This week, at its annual I/O developer conference in Mountain View, Google showcased a head-spinning number of projects and products powered by or enhanced by AI. They included a new-and-improved version of its chatbot Bard, tools to help you write emails and documents or manipulate images, devices with AI baked in, and a chatbot-like experimental version of Google search. For a full recap of the event, complete with insightful and witty commentary from my WIRED colleagues, check out our Google I/O liveblog.
Google’s big pivot is, of course, largely fueled not by algorithms but by generative AI FOMO.
The appearance last November of ChatGPT—the remarkably clever but still rather flawed chatbot from OpenAI—combined with Microsoft adding the technology to its search engine Bing a few months later, triggered something of a panic at Google. ChatGPT proved wildly popular with users, demonstrating new ways to serve up information that threatened Google’s vice grip on the search business and its reputation as the leader in AI.
The capabilities of ChatGPT and AI language algorithms like those powering it are so striking that some experts, including Geoffrey Hinton, a pioneering researcher who recently left Google, have felt compelled to warn that we might be building systems that we will someday struggle to control. OpenAI’s chatbot is often astonishingly good at generating coherent text on a given subject, summarizing information from the web, and even answering extremely tricky questions that require expert knowledge.

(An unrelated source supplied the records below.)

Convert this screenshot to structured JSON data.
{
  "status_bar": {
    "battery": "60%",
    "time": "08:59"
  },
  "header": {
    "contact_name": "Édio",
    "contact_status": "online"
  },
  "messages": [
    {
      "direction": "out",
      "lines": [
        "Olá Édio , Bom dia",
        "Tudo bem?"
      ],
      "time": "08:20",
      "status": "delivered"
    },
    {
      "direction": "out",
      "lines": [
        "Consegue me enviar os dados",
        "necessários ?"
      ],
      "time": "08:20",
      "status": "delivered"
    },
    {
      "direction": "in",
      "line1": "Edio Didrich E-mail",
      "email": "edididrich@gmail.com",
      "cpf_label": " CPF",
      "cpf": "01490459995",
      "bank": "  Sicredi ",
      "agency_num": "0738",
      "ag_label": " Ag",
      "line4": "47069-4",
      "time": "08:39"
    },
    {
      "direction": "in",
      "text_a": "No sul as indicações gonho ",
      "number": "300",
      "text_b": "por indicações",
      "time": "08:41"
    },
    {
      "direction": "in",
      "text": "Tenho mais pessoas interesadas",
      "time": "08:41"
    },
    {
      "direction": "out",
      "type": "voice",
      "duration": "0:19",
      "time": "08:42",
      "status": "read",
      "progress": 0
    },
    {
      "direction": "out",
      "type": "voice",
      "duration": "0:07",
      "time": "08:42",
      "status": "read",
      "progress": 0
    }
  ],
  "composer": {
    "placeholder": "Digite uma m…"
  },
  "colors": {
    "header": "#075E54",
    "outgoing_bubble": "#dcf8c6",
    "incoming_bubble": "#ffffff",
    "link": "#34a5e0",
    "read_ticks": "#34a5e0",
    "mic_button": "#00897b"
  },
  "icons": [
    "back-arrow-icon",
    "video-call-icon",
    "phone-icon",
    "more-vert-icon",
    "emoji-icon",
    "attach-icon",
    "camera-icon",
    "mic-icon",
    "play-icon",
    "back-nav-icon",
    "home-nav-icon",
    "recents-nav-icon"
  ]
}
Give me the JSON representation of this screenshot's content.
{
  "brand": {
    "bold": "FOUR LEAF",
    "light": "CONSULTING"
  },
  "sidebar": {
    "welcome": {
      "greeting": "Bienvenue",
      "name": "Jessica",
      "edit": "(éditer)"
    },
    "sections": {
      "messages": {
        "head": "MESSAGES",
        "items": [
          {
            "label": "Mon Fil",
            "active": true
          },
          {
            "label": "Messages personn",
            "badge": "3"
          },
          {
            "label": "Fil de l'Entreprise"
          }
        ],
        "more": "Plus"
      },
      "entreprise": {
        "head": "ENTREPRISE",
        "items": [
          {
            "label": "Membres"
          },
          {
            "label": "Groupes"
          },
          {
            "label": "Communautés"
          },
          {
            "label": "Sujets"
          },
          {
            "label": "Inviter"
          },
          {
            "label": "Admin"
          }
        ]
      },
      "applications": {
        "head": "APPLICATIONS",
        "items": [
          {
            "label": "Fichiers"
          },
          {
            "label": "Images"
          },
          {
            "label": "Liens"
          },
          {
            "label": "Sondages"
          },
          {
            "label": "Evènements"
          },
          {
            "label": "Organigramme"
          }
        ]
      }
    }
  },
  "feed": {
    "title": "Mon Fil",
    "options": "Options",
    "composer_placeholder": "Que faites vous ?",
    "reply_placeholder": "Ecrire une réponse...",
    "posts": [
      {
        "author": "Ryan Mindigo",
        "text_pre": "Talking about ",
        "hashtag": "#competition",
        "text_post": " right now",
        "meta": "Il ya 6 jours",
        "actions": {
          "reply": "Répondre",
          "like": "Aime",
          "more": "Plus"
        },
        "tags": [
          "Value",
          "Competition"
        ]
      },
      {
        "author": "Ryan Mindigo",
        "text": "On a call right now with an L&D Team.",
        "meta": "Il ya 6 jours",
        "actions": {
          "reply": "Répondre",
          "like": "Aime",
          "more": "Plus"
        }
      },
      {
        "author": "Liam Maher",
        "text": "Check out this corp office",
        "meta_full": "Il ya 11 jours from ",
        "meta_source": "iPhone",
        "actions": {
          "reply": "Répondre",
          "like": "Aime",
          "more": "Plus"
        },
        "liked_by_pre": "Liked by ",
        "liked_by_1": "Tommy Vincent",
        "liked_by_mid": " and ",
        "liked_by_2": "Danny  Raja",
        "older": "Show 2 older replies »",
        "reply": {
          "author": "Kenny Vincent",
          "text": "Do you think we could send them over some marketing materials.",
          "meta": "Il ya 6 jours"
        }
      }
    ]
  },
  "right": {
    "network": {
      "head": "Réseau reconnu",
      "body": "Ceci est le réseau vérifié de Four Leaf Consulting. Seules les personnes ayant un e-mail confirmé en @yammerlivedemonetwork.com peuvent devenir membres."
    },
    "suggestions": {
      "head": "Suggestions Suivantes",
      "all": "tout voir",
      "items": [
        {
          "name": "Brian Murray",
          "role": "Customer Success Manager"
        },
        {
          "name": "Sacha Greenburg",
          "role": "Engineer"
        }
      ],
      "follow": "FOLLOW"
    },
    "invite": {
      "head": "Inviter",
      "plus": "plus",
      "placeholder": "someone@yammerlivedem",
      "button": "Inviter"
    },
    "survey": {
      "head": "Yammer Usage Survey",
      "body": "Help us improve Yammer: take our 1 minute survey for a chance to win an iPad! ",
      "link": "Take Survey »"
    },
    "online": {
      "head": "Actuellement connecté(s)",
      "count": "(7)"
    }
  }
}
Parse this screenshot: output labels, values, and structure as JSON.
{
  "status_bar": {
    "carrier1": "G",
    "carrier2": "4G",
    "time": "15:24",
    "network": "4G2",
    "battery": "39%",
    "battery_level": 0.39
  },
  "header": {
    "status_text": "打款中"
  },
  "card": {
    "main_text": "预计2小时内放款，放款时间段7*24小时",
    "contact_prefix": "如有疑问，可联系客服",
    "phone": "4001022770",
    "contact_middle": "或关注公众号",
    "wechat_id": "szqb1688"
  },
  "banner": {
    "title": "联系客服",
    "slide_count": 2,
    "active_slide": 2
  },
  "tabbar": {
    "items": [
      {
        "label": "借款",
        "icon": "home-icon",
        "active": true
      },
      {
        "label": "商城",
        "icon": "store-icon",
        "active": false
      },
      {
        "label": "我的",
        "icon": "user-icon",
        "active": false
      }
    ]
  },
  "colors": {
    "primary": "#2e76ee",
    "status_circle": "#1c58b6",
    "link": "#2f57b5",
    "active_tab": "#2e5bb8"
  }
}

And yet, unfettered AI language models are also silver-tongued agents of chaos. They will gladly fabricate facts, express unpleasant biases, and say unpleasant or disturbing things with the right prompting. Microsoft was forced to limit the capabilities of Bing chat shortly after launch to avoid such embarrassing misbehavior, in part because its bot divulged its secret codename—Sydney—and accused a New York Times columnist of not loving his spouse.
Google worked hard to tone down the chaotic streak of text-generation technology as it prepared the experimental search feature announced yesterday that responds to search queries with chat-style answers synthesizing information from across the web.
Google’s smarter version of search is impressively narrow-minded, refusing to use the first person or talk about its thoughts or feelings. It completely avoids topics that might be considered risky, refusing to dispense medical advice or offer answers on potentially controversial topics such as US politics.